Another panellist, Tanya Steele, executive director of marketing, fundraising and communications at Save the Children and an IoF trustee, told delegates one of the problems the regulators faced was that the IoF code had been "run on a shoestring" for too long.

She said the sector needed to fundamentally reconsider how to support self-regulation. She said the increasing criticism of fundraising would have a short-term financial effect on charities but it was difficult to say how great this would be.

Peter Lewis, chief executive of the IoF, told delegates that the majority of fundraising was done to a very high standard and it was easy for fundraisers "to go round self-flagellating in this debate". He said the sector "must not cut off its nose to spite its face" because fundraising was vital to society.

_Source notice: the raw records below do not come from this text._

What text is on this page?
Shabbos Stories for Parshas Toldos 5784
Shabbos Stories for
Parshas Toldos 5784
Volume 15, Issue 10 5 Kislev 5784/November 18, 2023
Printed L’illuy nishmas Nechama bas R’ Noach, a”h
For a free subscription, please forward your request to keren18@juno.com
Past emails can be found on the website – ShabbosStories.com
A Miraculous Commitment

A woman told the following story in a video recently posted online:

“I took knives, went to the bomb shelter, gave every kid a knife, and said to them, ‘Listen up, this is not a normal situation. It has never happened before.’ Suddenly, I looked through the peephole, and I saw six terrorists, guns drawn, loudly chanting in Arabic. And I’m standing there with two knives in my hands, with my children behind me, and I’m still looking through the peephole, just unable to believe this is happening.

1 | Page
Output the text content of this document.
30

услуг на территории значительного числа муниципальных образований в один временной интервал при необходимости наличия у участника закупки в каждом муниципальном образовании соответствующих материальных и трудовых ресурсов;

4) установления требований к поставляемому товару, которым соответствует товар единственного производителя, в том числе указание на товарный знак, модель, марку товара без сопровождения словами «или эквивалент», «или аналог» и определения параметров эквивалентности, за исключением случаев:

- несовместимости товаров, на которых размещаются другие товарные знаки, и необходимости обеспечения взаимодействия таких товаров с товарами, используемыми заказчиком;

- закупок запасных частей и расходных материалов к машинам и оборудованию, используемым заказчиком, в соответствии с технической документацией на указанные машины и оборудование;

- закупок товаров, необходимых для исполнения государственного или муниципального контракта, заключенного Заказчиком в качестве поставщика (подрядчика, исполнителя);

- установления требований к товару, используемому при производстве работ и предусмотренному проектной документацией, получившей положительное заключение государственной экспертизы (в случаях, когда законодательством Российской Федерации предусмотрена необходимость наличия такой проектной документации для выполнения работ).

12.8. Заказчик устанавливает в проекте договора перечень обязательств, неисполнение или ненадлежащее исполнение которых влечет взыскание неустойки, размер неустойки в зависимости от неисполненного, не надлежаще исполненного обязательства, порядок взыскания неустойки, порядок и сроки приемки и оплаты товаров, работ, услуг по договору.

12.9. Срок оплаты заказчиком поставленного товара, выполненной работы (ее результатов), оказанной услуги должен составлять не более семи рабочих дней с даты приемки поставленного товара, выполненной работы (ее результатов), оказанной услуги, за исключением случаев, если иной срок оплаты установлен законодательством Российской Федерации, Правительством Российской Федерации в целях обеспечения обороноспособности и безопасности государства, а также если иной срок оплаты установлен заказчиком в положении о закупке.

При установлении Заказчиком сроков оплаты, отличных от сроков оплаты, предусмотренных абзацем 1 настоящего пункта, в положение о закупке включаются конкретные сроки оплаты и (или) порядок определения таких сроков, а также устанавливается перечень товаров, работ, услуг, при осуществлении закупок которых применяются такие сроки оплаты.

Within a lot of charities, he said, trustees and senior executives were not taking enough responsibility for fundraising issues when things went wrong, but were happy to share in the glory when fundraising was viewed as a success.

Sarah Atkinson, director of policy and communications at the Charity Commission, said of public unease about fundraising: "It is there, it is real and it is not just the Daily Mail."

She said the sector bodies should not let their conversation about increasing good practice become too "bitty" and competitive, and they should recognise that not all their recommendations would work for every organisation.

Tim Hunter, director of fundraising at Oxfam, which was one of the charities implicated in the Mail’s investigation, published today, asked from the audience whether the Information Commissioner had been correct when stating on BBC Radio 4’s Today programme this morning that it was appropriate for fundraisers to contact existing supporters who were registered with the Telephone Preference Service.

Four of the five panellists declined to answer the question, but Steele said the Information Commissioner had said it was possible to contact these donors only when they gave explicit consent, and it was not clear how explicit that consent needed to be.

Taylor said it should not be forgotten that most people who were registered with the TPS did not realise they were.

The session was held before McLean and Lewis were due to meet Rob Wilson, the Minister for Civil Society, this morning to talk about the measures they have been taking to improve fundraising standards over the past two months.

Wilson was contacted by the Daily Mail to comment on its latest investigation into fundraising practice, published today, although it is not known if this was the motivation for the meeting.

Lewis told Third Sector that the IoF, the FRSB and the Public Fundraising Regulatory Association had sent a letter to Wilson on Friday providing an update of the actions they had taken since their previous meeting with Wilson last month.